Heights seeks to halt smart meter installation

Times-Herald Newspapers

The Dearborn Heights City Council passed a resolution to the Michigan Public Service Commission, hoping to make the lives of some of their residents a little easier.

The Council voted 5-1 in favor of a resolution by Councilwoman Janet Badalow to ask the MPSC to put a moratorium on the installation of the DTE Energy smart meter within the city limits until further notice.

Badalow addressed the resolution in a letter addressed to MPSC on March 29. The next step is for MPSC to decide to place the resolution on their next City Council meeting.

The meters, also known as Advanced Metering Infrastructure, are digital blue-faced meters that are the future replacement of natural gas and electrical meters.
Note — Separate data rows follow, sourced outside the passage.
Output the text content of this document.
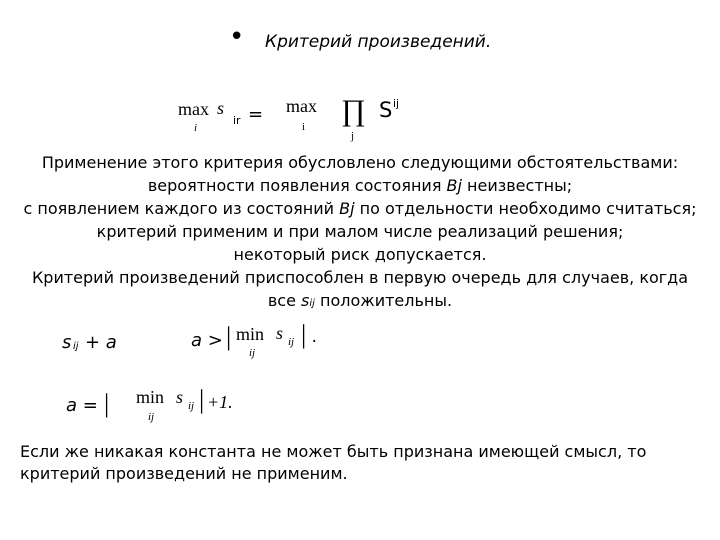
• Критерий произведений.
max s
i
ir = max
i ∏
j
S ij
Применение этого критерия обусловлено следующими обстоятельствами:
вероятности появления состояния Bj неизвестны;
с появлением каждого из состояний Bj по отдельности необходимо считаться;
критерий применим и при малом числе реализаций решения;
некоторый риск допускается.
Критерий произведений приспособлен в первую очередь для случаев, когда
все sij положительны.
s ij + a	a > | min s
ij
ij | .
a = | min s
ij
ij | +1.
Если же никакая константа не может быть признана имеющей смысл, то критерий произведений не применим.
The AMI project plans to replace 2.6 million electric meters, modify 1.3 million natural gas meters with a remote-reading module.

The full conversion will occur in phases in the eight- to 10-year range, according to DTE officials.There is also an opt-out program for those who do want the meters, even though the details have not been fully formed, Bob Zuckakis, program manager for the AMI installation, said during a previous study session in the Council Chambers.

Some of the concerns against the smart meters brought to the Council by residents during an earlier study session were potential health risks to a girl’s reproductive organs, along with negative effects to those with pace makers.

Another concern was that the smart meters could be effected by Wi-Fi, radio frequencies, tech phones or three-way frequencies. Another concern was loss of privacy, with some residents opining that the smart meters could invade their privacy by reading every source of energy used in the house.

The motion was carried in a 5-1 vote. Councilman Tom Berry was absent and Councilman Ned Apigian was against the resolution, saying it was “a bit much” during the meeting.

“All the Council can do is pass a resolution urging the MPSC to study the issue,” Apigian said. “It is not the Dearborn Heights City Council’s responsibility to make a symbolic resolution that doesn’t carry any weight.”